A sorpresa però, secondo Eurostat, il Pil greco nei primi due trimestri del 2015, quindi nel pieno della crisi, è cresciuto dello 0,1% e dello 09% trimestre su trimestre su base corretta per le variazioni stagionali. Hanno invece mostrato una forte flessione gli investimenti (-8,4% e -10,6% nei due trimestri in termini di investimenti fissi lordi). Il comunicato sulla bilancia dei pagamenti di luglio della Banca della Grecia ha rilevato un surplus di 4,3 miliardi di euro dovuto principalmente agli afflussi da 1,8 miliardi legati agli introiti del programma europeo SMP del 2014. In pratica gli afflussi sono stati seguiti dal trasferimento di fondi al conto del governo greco tenuto presso la Bce (registrati alla voce altri investimenti come un incremento degli asset) come collaterale per il prestito ponte da 7,2 miliardi accordato dall’EFSM (il primo fondo salvastati europeo) e ottenuto grazie all’intesa con i creditori.

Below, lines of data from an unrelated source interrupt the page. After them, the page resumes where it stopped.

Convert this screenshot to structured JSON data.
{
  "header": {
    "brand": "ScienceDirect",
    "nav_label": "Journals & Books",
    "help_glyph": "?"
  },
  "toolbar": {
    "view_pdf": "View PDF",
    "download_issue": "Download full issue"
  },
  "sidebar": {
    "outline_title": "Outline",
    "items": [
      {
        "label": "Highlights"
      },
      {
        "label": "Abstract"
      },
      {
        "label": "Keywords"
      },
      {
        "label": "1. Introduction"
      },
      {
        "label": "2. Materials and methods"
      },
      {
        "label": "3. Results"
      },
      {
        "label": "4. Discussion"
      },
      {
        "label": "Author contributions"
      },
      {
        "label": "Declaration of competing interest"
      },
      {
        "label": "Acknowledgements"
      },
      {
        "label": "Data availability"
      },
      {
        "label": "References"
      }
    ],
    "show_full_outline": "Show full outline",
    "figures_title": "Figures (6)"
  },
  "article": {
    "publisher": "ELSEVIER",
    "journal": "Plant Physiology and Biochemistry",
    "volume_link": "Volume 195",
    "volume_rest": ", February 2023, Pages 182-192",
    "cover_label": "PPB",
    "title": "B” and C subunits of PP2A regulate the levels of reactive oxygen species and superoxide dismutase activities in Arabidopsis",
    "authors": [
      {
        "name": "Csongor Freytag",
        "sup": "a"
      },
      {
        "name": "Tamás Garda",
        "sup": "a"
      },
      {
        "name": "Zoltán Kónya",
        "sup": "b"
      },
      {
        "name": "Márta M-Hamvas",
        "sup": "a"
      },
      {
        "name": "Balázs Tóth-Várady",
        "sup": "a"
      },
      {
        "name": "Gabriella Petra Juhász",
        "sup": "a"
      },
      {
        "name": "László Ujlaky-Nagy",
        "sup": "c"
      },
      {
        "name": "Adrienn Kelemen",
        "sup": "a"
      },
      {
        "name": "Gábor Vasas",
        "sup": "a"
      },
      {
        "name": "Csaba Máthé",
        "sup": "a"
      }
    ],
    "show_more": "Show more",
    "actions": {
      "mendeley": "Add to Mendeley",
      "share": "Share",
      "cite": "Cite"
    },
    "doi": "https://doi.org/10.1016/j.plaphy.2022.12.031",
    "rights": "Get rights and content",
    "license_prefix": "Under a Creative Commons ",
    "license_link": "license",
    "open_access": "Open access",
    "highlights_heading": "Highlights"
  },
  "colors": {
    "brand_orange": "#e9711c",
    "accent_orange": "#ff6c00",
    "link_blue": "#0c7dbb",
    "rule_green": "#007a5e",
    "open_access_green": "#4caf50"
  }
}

Inoltre a luglio il surplus di beni e servizi è cresciuto “grazie” al crollo del 40,7% delle importazioni dovuto in gran parte agli strumenti di controllo del capitale (quando sono stati limitati i prelievi agli sportelli Ndr). Per una visione più ampia si deve guardare al periodo gennaio-luglio 2015 durante il quale il conto corrente mostra un avanzo di 357 milioni di euro contro il deficit di 2,7 miliardi di euro dello stesso periodo del 2014. Pesa sicuramente il deficit della bilancia di beni e servizi più piccolo di 2,5 miliardi rispetto al dato del 2014 a seguito soprattutto del calo delle importazioni. Nello stesso periodo però cala anche del 3,8% l’export di beni e servizi (in flessione del 10,3% l’import).